Attitude de Me Claire Atangana Bikouna

 « Compte tenu de la gravité de la situation, je me suis fait le devoir. J’ai rencontré le chef de bureau ; c’est-à-dire le premier vice-président de la Cour d’appel, nous avons échangé…l’évènement en lui-même est malheureux. On se place du côté des avocats, on se place du côté des magistrats parce que c’est la Justice qui se donne à voir d’une façon négative. Le Barreau ne se résume pas au Bâtonnier de l’Ordre. Le Barreau a des organes, une réunion du Conseil de l’Ordre se tiendra », ainsi s’exprimait face à la presse le 12 novembre 2020, le bâtonnier par intérim du Conseil de l’Ordre des avocats du Cameroun, Me Claire Atangana Bikouna.

Critique du journal 

Toutefois, relativement à ces échanges violents survenus au Tribunal de Première instance de Bonajo à Douala le 10 novembre 2020, le journal de Jean Pierre Amougou Belinga estime l’Ordre des avocats manifeste les « combines », le « dilatoire » et la « partialité ».

Selon le bihebdomadaire dans son édition N°1142 du 16 au 18 novembre 2020, « plutôt que de condamner et de s’indigner du comportement peu honorable des avocats au tribunal de première instance de Bonajo le 10 novembre dernier, le bâtonnier par intérim couvre les souillures et les actes déshonorants de la protestation », peut-on lire.

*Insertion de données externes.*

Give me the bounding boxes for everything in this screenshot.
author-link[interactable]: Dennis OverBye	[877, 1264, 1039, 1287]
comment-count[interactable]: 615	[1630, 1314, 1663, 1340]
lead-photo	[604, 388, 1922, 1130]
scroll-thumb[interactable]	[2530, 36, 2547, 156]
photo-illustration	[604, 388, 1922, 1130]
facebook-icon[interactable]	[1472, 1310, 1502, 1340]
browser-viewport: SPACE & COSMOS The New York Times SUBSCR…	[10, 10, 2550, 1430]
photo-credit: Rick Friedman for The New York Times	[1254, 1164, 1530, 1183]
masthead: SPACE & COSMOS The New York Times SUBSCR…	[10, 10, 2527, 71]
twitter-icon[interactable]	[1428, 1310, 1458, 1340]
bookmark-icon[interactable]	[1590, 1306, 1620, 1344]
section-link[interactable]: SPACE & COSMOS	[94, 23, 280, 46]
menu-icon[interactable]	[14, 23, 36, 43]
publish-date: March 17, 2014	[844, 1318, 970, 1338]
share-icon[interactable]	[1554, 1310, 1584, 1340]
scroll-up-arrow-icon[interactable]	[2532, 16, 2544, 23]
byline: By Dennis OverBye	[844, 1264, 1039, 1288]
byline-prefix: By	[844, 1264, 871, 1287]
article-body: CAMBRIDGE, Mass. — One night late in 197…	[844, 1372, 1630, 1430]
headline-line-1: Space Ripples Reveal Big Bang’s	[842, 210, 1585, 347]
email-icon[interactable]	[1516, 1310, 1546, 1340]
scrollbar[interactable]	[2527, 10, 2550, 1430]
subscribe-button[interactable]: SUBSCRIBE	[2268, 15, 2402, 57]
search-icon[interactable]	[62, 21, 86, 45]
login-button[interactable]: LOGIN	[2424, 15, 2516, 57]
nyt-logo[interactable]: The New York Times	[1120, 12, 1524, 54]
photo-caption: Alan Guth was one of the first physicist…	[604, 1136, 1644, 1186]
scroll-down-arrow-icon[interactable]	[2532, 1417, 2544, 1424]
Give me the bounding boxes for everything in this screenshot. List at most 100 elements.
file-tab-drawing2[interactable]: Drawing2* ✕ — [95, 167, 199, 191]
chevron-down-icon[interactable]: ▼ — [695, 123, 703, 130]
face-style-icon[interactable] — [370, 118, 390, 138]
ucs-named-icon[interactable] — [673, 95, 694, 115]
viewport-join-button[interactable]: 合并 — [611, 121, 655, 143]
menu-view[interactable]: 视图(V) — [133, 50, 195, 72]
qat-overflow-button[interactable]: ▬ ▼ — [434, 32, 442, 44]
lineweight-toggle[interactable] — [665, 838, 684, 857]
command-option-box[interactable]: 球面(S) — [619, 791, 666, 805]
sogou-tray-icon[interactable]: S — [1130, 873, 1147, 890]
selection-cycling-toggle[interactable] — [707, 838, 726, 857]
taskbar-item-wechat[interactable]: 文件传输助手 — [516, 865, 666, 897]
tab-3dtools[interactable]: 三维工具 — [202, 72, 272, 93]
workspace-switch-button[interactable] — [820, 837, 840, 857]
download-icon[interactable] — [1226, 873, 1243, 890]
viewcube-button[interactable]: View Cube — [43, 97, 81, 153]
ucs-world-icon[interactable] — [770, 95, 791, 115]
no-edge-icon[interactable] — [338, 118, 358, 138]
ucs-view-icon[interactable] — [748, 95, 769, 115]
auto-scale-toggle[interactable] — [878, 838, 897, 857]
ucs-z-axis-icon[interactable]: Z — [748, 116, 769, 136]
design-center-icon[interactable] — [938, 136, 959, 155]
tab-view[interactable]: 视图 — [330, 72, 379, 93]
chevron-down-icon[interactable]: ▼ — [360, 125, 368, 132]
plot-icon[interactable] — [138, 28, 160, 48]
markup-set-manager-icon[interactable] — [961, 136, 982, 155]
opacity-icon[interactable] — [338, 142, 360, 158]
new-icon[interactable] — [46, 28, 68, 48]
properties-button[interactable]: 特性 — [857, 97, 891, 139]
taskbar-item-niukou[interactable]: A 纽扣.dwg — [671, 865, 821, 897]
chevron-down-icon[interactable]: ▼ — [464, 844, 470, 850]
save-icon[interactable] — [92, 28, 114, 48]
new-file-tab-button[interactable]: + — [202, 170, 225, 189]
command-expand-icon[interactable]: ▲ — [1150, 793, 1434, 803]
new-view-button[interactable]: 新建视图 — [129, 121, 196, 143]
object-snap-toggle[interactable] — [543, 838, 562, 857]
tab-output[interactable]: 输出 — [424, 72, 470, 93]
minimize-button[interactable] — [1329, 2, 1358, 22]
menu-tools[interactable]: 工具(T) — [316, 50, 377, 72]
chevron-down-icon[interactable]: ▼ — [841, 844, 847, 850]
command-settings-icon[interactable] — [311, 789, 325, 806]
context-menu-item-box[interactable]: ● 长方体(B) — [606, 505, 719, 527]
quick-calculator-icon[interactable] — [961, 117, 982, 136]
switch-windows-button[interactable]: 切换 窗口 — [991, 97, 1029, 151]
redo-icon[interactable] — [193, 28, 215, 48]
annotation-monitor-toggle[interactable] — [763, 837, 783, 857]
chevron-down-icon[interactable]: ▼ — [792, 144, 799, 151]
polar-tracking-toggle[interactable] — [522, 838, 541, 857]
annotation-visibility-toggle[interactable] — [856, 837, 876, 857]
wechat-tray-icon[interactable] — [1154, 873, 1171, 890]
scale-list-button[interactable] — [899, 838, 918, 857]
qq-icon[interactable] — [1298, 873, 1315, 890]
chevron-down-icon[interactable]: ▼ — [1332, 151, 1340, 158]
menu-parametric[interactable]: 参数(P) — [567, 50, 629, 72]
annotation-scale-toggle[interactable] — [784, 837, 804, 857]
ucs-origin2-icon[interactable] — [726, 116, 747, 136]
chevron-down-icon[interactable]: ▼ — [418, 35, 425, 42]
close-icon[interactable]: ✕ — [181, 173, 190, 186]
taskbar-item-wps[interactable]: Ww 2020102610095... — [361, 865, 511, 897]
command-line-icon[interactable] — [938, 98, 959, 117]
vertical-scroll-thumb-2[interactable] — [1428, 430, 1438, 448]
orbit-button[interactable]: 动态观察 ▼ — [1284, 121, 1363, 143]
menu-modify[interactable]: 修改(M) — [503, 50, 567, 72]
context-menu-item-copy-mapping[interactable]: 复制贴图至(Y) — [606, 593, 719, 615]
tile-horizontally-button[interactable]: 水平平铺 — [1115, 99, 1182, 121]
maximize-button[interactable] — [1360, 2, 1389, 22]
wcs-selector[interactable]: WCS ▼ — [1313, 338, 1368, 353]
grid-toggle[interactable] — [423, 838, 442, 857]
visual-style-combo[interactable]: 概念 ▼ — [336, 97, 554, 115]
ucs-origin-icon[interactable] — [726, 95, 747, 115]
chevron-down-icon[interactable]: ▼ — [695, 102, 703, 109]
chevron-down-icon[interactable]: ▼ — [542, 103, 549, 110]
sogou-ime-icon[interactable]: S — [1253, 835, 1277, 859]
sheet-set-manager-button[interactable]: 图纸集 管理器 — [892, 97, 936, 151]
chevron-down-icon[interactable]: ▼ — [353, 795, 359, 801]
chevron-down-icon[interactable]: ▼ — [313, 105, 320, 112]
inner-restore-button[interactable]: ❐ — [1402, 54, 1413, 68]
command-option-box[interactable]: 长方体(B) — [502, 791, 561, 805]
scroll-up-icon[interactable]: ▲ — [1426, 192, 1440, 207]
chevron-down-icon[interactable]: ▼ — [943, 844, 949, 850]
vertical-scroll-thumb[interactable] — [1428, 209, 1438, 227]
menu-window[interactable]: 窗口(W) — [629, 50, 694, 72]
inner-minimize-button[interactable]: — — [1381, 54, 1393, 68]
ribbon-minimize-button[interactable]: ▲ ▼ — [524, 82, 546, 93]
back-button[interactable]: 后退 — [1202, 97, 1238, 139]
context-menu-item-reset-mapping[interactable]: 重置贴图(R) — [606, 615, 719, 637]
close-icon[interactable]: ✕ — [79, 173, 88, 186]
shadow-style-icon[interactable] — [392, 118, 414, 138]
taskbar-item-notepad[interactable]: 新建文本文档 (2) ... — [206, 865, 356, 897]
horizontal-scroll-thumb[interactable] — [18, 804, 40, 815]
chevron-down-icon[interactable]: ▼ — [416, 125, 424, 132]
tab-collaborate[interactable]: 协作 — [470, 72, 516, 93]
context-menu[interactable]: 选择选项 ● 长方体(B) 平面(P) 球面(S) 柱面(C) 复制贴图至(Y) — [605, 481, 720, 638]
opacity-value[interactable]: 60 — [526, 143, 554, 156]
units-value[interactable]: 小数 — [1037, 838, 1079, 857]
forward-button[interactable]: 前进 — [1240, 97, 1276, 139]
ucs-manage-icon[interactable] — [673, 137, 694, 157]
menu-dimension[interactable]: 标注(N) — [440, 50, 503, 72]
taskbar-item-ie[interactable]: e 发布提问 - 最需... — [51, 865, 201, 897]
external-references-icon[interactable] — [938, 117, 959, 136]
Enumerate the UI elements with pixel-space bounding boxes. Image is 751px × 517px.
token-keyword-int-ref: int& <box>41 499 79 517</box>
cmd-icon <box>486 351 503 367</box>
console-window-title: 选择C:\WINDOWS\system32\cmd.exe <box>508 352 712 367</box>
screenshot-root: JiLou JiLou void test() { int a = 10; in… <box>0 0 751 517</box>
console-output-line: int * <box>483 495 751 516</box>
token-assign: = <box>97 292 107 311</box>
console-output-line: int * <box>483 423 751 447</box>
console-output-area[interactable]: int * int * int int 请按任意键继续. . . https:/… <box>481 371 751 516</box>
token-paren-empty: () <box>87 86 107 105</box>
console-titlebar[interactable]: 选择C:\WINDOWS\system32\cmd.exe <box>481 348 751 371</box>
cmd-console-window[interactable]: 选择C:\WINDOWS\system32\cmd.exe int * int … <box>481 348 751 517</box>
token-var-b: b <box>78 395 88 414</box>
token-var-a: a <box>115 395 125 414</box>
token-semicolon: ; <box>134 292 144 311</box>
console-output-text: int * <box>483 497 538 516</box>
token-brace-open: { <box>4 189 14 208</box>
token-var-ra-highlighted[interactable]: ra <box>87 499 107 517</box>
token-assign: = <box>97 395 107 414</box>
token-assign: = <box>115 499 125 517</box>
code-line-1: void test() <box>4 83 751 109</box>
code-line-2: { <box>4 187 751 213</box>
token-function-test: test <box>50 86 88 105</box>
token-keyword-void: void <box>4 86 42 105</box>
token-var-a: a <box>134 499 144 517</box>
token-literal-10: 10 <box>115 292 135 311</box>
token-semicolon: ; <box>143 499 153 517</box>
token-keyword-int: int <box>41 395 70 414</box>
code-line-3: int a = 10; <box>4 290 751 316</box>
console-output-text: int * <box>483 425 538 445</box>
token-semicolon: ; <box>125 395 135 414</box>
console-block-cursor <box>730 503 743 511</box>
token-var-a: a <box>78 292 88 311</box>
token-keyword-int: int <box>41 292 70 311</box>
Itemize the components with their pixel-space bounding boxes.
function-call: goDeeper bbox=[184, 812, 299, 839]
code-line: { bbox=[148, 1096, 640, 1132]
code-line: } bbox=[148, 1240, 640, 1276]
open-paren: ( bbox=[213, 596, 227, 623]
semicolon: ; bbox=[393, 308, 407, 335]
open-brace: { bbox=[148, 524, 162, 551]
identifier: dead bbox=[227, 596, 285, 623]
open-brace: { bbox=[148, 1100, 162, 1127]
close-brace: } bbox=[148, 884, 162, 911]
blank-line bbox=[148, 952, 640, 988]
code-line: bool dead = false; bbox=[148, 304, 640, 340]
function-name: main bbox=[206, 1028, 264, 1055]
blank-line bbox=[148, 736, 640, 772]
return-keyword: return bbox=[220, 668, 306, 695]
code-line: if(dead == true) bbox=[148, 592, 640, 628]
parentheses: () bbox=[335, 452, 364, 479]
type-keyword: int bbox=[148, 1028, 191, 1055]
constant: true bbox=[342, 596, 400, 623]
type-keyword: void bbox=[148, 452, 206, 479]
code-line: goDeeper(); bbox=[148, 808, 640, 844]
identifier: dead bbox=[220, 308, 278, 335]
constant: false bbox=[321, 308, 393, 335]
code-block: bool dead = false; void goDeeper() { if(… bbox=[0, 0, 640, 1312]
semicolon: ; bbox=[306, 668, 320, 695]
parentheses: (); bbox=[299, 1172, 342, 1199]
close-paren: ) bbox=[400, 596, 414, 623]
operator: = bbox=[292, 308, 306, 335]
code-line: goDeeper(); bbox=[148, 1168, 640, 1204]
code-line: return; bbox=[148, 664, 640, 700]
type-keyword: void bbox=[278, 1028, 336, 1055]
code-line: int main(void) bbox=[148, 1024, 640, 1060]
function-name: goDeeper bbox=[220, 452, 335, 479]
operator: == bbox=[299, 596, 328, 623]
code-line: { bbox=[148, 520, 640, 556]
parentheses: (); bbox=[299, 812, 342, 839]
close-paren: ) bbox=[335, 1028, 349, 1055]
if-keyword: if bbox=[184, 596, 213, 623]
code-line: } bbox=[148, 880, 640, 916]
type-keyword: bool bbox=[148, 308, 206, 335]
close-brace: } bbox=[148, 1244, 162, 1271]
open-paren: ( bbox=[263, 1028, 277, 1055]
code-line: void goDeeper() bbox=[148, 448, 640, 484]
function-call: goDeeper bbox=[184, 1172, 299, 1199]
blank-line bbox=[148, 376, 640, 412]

A en croire le journal de JPAB, c’est « une sortie questionnable qui maladroitement tend à disculper les agissements malveillants des tiges noires réunies en cartel dans la salle d’audience de ce tribunal ».

Rappel des faits

A titre de rappel, les échauffourées ont été observées au TPI de Douala Bonajo le 10 novembre dernier lors d’une audience qui visait la remise en liberté de deux avocats placés sous mandat de détention provisoire à la prison centrale de Douala le 5 novembre 2020.

Me Wanto Augustin et Me Messouck Jounno Annie Christelle, étaient poursuivis pour « outrage à magistrat », « tentative de corruption » et « escroquerie ».